Recently Forbes published a thought-provoking article by Ben Kepes titled, “The State Of Document Management And Some Potentially Heretical Thinking“. He reviews a report from Docurated about the state of document management. Some of the key findings of a survey of 116 IT leaders are:
- Document management is a key pain point and priority, nearly two thirds of IT Executives are investing in Document Management initiatives
- The inability to find content and poor mobility are cited as the biggest challenges IT Leaders face
- Despite efforts to consolidate the number of storage repositories, companies are actually increasing the number of silos they manage
Source: The State of Document Management Report
Kepes’ conclusion is that the current solutions are not working, which most people can relate to. It is easy to add information but hard to find it. Everyone has had the experience of unsuccessfully looking through old emails, a wiki, or files on a network drive looking for that critical answer you need right now. He states:
“Perhaps it is unrealistic to expect success of the approach advocated by the file sharing vendors: that of resolving to a single repository on top of which collaboration occurs. Perhaps the best solution is indeed a document management fabric that sits on top of distributed file storage and that lets silos exist which abstracting discovery and access onto a higher level service.
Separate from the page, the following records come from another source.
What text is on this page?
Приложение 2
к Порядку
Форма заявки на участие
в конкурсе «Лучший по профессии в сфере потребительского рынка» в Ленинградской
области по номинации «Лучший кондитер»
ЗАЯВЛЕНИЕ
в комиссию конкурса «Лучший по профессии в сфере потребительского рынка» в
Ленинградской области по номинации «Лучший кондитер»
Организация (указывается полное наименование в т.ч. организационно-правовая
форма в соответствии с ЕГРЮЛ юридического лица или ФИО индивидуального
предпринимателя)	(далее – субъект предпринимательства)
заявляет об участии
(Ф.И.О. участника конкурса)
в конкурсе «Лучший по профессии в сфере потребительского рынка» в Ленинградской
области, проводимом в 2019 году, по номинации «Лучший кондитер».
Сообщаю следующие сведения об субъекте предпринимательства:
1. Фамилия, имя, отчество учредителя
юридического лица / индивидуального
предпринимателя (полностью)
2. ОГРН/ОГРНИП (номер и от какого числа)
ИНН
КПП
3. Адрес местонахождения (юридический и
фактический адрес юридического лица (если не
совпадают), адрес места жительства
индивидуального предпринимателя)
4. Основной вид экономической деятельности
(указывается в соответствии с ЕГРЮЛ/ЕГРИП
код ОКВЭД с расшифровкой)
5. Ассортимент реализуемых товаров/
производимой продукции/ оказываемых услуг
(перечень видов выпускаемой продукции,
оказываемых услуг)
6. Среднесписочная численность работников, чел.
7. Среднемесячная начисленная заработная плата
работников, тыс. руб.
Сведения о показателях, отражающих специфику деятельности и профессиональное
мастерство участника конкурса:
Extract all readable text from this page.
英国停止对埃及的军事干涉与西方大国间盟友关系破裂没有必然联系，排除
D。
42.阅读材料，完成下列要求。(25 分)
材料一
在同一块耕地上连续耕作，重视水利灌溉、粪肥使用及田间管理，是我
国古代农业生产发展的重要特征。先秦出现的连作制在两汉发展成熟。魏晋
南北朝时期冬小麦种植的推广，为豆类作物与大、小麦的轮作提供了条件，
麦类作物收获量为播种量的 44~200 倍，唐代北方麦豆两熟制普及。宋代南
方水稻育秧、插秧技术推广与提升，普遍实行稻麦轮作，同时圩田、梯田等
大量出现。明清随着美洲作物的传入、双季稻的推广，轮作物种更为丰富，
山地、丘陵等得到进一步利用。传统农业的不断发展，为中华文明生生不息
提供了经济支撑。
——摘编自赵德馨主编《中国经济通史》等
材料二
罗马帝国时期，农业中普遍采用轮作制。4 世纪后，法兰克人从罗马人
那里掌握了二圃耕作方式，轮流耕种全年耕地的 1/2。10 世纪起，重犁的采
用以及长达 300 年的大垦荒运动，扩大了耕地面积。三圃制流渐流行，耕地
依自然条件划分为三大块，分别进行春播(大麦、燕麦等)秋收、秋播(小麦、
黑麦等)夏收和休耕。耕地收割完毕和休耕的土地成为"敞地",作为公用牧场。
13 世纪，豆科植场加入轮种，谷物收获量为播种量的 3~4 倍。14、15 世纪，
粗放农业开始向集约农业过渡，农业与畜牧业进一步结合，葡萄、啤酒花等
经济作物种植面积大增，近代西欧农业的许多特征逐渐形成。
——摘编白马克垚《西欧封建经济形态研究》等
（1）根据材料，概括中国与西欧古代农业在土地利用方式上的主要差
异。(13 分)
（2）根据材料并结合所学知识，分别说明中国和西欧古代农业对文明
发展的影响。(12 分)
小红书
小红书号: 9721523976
That’s the approach that vendors like Panzura and Nasuni advocate and, while I have been critical of their approach in the past, perhaps its the most pragmatic solution to an apparently intractable problem.”
As the CEO of an enterprise Q&A company I clearly have an opinion on this topic: the best solution to the intractable problem of “Where in this giant enterprise is my file?” turns out to be enterprise Q&A. That is one of the whole reasons that we founded Haydle about 18 months ago, and we’ve seen it work at our customers.
I am a technologist, but solving this problem purely with technology has failed in tens/hundreds of solutions over the past decade. Finding documents is, at its core, a communication/collaboration problem not a search problem. Someone at your company knows where the file/discussion board/help desk ticket/wiki page entry/FAQ/email/random blob of text you need is located. They know that because they put it there or they are a subject matter expert. You need to ask that person not some enterprise search engine that isn’t even connected to half the sources of information, can’t deal with typos/misspelling/poorly worded queries, and can’t possibly know which of the 3 different versions of the same or similar document is the correct, most current one. But people can.
Haydle, and enterprise Q&A in general, allows you to better ask and answer questions and connect with people all across your organization that you may not even know, and that turns out to be the key to whole bunch of things but one of those things is finding information that you are looking for. It is crowdsourcing. It is the concierge model of search — people ask, answer, and rate the quality of answers, and that results in much higher quality answers, and ultimately that is what makes it a superior solution that people use. Our customers use SharePoint and many other systems to store stuff but they use Haydle to find stuff. And it works.